Application for a residency position in neurosurgery is a highly competitive process. Visiting subinternships and interviews are integral parts of the application process that provide applicants and programs with important information, often influencing rank list decisions. However, the process is an expensive one that places significant financial burden on applicants. In this study, the authors aimed to quantify expenses incurred by 1st-year neurosurgery residents who matched into a neurosurgery residency program in 2014 and uncover potential trends in expenses.

METHODS

A 10-question survey was distributed in partnership with the Society of Neurological Surgeons to all 1st-year neurosurgery residents in the United States. The survey asked respondents about the number of subinternships, interviews, and second looks (after the interview) attended and the resultant costs, the type of program match, preferences for subinternship interviews, and suggestions for changes they would like to see in the application process. In addition to compiling overall results, also examined were the data for differences in cost when stratifying for region of the medical school or whether the respondent had contact with the program they matched to prior to the interview process (matched to home or subinternship program).

RESULTS

The survey had a 64.4% response rate. The mean total expenses for all components of the application process were US $10,255, with interview costs comprising the majority of the expenses (69.0%).
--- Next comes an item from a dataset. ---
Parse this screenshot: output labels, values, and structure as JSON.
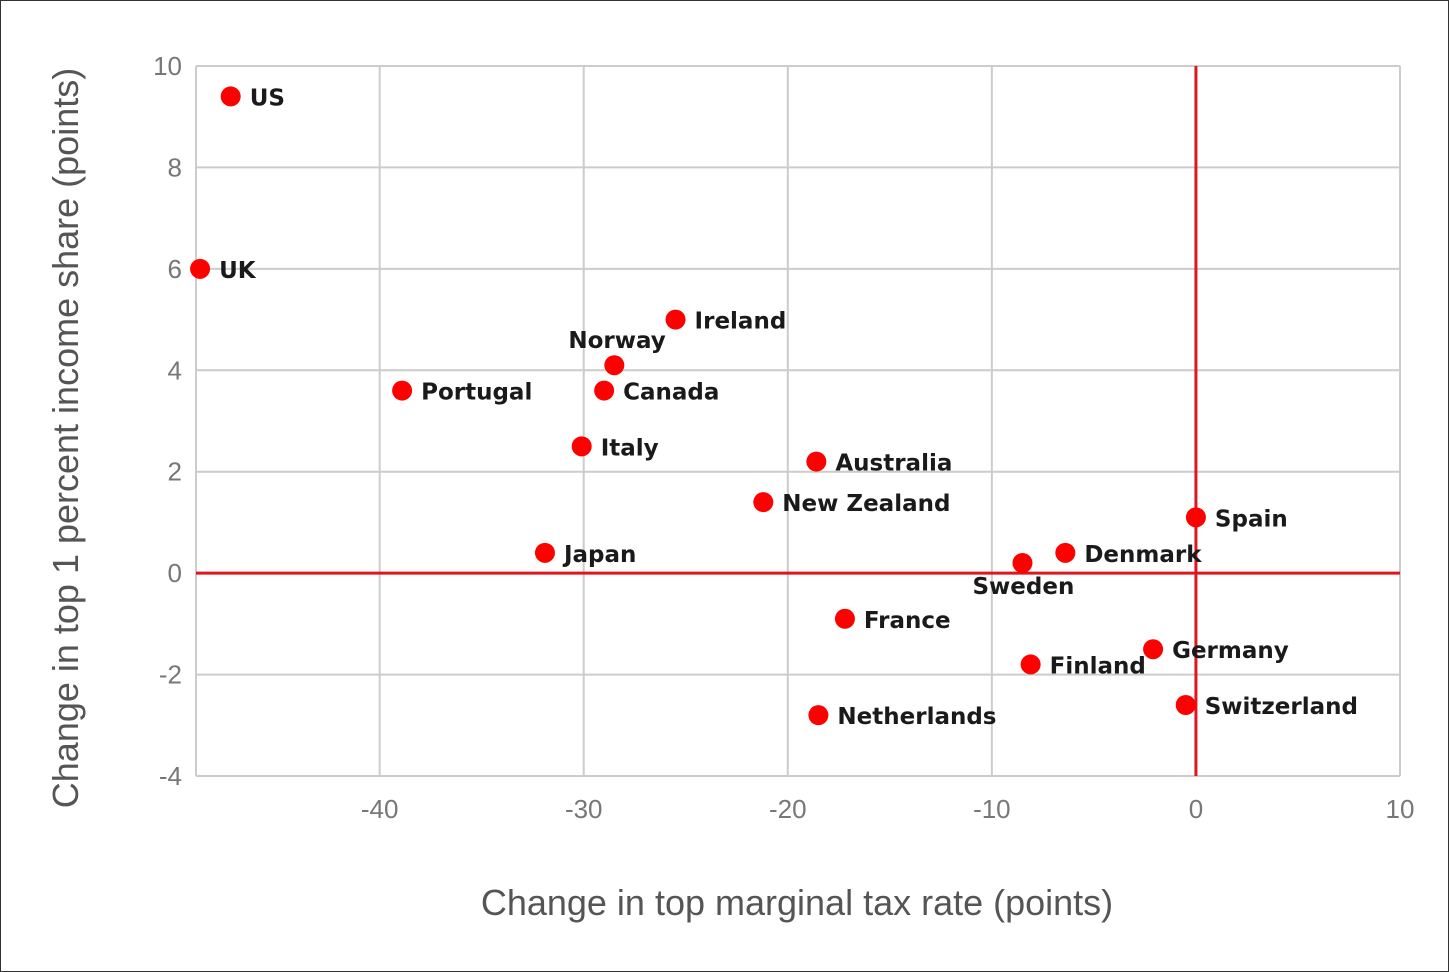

No difference in number of subinternships, interviews, or second looks attended, or their individual and total costs, was seen for applicants from different regions of the United States. Respondents who matched to their home or subinternship program attended fewer interviews than respondents who had no prior contact with their matched program (13.5 vs 16.4, respectively, p = 0.0023) but incurred the same overall costs (mean $9774 vs $10,566; p = 0.58).

CONCLUSIONS

Securing a residency position in neurosurgery is a costly process for applicants. No differences are seen when stratifying by region of medical school attended or contact with a program prior to interviewing. Interview costs comprise the majority of expenses for applicants, and changes to the application process are needed to control costs incurred by applicants.